The Court observed the following based on the following parameters:
I) Lack of Credibility in proof of prior use
· The details/documents furnished by the Defendants did not evidence the prior use of its trade marks. Further, invoices submitted in the Trade Marks Registry for user affidavit comprised of the label mark “99/NINETY NINE” whereas the same dated invoice submitted in the written statement in the Court proceedings did not contain the trade mark which ipso facto make the invoices denude of credibility.
· The social media accounts such as Facebook posts also highlight that the Defendants trade mark was subsequent to the adoption and use of the Plaintiff’s trade mark.
· There was no claim of prior use by the Defendants in its reply to the Plaintiff’s cease and desist letter as well as in suit instituted by the Defendants in Ludhiana.
· The Plaintiff’s “91/NINETY ONE” trade mark being an arbitrary trade mark in relation to its goods is entitled to greater protection under the Trade Marks Act, 1999 (the “Act”).

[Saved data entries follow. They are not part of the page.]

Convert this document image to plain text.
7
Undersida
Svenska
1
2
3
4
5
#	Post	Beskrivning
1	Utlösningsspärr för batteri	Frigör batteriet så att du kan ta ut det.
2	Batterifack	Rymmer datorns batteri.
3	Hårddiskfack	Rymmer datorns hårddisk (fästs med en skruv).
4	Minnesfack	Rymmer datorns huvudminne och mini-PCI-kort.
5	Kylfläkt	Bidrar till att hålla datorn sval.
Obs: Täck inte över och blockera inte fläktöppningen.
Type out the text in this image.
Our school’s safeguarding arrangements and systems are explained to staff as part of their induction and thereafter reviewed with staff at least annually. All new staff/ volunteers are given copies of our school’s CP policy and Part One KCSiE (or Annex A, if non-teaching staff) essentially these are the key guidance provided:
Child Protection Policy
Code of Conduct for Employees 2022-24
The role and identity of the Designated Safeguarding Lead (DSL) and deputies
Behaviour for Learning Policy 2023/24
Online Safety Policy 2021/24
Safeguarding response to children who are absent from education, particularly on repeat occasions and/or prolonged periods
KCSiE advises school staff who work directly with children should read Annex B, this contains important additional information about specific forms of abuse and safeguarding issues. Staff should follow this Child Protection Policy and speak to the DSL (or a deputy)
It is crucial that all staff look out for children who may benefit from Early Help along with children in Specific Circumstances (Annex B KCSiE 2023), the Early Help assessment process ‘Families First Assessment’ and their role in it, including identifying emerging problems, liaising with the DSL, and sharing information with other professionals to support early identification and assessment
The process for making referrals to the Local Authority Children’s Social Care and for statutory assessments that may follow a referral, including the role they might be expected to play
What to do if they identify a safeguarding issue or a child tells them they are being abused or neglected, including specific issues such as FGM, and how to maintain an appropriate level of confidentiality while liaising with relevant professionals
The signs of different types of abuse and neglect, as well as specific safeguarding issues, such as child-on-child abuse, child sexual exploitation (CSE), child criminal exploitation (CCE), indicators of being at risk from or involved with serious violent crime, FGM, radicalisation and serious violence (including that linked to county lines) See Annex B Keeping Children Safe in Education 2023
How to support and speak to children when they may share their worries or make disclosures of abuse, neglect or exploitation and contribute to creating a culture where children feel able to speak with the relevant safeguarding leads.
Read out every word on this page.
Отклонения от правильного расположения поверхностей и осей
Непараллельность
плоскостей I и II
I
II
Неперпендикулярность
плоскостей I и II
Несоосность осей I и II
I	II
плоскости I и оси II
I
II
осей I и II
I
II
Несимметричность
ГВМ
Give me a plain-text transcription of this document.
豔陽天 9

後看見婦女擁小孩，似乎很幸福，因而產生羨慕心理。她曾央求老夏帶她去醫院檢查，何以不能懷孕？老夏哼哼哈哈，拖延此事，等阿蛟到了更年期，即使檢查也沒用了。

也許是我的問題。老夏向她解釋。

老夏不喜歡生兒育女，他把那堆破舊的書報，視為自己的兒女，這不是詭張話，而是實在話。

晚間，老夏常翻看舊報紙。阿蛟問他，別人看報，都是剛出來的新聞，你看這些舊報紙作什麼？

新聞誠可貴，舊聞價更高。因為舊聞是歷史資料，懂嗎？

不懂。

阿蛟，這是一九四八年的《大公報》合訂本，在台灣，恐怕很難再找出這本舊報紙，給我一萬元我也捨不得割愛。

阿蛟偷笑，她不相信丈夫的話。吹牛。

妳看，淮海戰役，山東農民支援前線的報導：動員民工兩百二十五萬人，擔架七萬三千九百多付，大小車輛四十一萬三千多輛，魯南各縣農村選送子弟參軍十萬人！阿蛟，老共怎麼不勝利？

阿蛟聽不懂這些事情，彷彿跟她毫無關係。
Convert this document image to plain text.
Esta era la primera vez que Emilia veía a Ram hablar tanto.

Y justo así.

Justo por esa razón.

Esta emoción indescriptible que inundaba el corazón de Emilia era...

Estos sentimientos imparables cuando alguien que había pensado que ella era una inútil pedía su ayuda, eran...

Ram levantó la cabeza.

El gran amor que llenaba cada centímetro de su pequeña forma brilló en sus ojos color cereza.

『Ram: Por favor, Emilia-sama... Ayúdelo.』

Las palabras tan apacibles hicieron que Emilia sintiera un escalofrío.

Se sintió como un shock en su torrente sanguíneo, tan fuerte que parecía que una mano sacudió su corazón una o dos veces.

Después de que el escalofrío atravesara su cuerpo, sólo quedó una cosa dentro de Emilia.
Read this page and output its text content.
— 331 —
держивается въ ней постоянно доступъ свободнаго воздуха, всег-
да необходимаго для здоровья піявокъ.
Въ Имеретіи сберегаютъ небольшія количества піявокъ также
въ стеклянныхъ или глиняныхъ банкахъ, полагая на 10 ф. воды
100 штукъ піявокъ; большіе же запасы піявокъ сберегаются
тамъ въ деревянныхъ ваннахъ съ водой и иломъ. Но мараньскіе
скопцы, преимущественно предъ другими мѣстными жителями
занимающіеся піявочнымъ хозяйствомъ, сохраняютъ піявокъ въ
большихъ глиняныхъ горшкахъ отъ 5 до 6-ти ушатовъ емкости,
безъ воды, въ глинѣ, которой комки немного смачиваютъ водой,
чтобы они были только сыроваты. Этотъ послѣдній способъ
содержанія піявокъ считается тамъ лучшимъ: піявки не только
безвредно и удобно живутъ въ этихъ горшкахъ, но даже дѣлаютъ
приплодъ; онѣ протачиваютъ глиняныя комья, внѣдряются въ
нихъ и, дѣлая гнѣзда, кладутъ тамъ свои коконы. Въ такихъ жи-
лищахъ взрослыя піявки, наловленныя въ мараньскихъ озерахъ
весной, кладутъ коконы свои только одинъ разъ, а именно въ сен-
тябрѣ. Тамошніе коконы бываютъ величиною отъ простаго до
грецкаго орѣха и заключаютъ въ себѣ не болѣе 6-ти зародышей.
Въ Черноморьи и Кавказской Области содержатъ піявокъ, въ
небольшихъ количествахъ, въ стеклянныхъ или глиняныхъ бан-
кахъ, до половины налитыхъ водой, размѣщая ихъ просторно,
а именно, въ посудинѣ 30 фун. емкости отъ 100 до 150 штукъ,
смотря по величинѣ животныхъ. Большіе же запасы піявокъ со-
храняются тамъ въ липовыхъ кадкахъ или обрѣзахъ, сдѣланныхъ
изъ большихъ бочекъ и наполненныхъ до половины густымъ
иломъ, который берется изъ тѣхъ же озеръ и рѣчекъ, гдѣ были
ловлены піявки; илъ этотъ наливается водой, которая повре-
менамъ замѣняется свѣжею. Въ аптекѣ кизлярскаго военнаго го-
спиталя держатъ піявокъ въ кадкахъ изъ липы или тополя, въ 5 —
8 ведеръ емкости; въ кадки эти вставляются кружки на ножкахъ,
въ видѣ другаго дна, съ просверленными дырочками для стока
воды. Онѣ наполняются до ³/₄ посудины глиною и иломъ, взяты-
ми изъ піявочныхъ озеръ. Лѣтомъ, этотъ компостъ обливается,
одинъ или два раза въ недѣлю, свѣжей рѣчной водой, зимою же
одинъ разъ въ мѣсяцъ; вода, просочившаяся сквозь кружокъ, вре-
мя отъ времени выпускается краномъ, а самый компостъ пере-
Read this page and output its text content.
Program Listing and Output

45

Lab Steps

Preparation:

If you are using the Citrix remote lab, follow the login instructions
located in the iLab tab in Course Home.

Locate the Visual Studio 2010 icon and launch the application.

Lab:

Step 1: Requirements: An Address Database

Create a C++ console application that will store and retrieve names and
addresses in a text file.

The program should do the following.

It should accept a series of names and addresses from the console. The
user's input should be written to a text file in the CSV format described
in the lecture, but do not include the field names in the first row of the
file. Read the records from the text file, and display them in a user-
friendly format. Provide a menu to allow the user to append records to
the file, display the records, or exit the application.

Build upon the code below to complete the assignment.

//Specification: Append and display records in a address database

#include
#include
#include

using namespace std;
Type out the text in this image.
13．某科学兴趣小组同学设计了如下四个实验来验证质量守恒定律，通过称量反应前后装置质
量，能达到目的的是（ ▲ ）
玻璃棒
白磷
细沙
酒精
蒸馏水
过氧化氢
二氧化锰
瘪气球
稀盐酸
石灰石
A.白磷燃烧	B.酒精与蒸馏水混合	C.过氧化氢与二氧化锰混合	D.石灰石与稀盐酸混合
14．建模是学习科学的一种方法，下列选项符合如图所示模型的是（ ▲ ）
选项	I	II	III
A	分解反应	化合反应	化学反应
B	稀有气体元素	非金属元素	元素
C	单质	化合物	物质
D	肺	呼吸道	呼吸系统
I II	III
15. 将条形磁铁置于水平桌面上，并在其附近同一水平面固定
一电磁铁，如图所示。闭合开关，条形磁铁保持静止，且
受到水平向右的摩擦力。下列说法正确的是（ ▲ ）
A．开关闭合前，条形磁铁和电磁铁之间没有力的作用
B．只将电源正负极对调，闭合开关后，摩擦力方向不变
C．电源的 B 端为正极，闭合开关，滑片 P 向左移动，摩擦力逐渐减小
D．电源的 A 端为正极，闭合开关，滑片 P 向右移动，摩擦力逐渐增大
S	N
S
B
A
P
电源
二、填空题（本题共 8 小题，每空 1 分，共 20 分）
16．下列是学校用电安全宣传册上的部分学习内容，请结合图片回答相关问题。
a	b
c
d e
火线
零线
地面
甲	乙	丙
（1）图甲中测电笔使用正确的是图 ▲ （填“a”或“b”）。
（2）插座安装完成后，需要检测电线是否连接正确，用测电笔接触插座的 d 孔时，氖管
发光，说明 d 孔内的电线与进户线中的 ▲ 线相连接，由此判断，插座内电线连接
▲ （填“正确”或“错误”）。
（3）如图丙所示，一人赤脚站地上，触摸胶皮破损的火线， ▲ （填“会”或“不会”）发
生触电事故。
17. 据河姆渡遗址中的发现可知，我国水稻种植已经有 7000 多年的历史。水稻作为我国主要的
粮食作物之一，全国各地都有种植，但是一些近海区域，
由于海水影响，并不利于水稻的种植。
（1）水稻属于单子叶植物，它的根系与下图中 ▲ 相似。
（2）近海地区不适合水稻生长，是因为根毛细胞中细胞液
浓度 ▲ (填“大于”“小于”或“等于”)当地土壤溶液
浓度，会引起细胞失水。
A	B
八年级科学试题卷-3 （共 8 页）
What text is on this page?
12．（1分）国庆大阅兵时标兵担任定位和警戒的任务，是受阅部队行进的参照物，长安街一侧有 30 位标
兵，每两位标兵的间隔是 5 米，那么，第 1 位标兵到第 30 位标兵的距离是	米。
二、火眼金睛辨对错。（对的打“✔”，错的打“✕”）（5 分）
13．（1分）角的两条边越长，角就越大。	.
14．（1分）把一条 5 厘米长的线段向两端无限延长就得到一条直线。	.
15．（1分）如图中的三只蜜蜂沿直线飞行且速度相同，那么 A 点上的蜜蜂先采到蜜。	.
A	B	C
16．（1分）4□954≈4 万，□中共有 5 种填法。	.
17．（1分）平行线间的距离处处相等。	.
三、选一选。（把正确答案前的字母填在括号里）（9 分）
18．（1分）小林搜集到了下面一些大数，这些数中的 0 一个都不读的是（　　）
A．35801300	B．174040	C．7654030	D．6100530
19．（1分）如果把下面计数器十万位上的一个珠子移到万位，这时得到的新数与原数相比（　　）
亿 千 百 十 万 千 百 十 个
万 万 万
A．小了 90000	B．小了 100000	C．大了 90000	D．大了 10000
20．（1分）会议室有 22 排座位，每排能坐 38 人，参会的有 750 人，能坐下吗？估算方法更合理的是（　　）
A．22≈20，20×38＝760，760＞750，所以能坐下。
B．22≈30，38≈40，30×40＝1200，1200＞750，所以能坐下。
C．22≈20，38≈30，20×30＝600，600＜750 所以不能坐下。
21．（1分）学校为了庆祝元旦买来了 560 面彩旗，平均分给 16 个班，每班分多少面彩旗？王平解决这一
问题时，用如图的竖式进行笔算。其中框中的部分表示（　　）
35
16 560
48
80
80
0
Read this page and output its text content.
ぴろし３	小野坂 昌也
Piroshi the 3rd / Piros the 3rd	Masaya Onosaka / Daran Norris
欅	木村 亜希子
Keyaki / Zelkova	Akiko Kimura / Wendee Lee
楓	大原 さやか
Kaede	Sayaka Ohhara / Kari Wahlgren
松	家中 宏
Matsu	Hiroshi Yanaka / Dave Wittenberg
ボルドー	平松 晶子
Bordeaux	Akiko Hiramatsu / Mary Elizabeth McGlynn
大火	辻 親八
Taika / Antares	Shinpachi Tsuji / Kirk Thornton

· The Defendants have no explanation as to the adoption of its trade mark “99/NINETY NINE”.
· The Defendants’ adoption of the trade mark “99/NINETY NINE” is intended to confuse an average consumer of imperfect collection between the “99” bicycle of the Defendants and the “91” bicycle of the Plaintiff.
The Court arrived on the aforesaid observations based on the two important principles which although do not emanate directly from the Act but are enunciated in furtherance of its objectives and to ensure its proper implementation:
(i) where there is clear imitation with an intent to deceive, the Court may presume that the intent to deceive is successful ; and
(ii) where there is intent to deceive, the Court must pay greater attention to the similarities between the competing marks, and avoid searching, instead, for dissimilarities.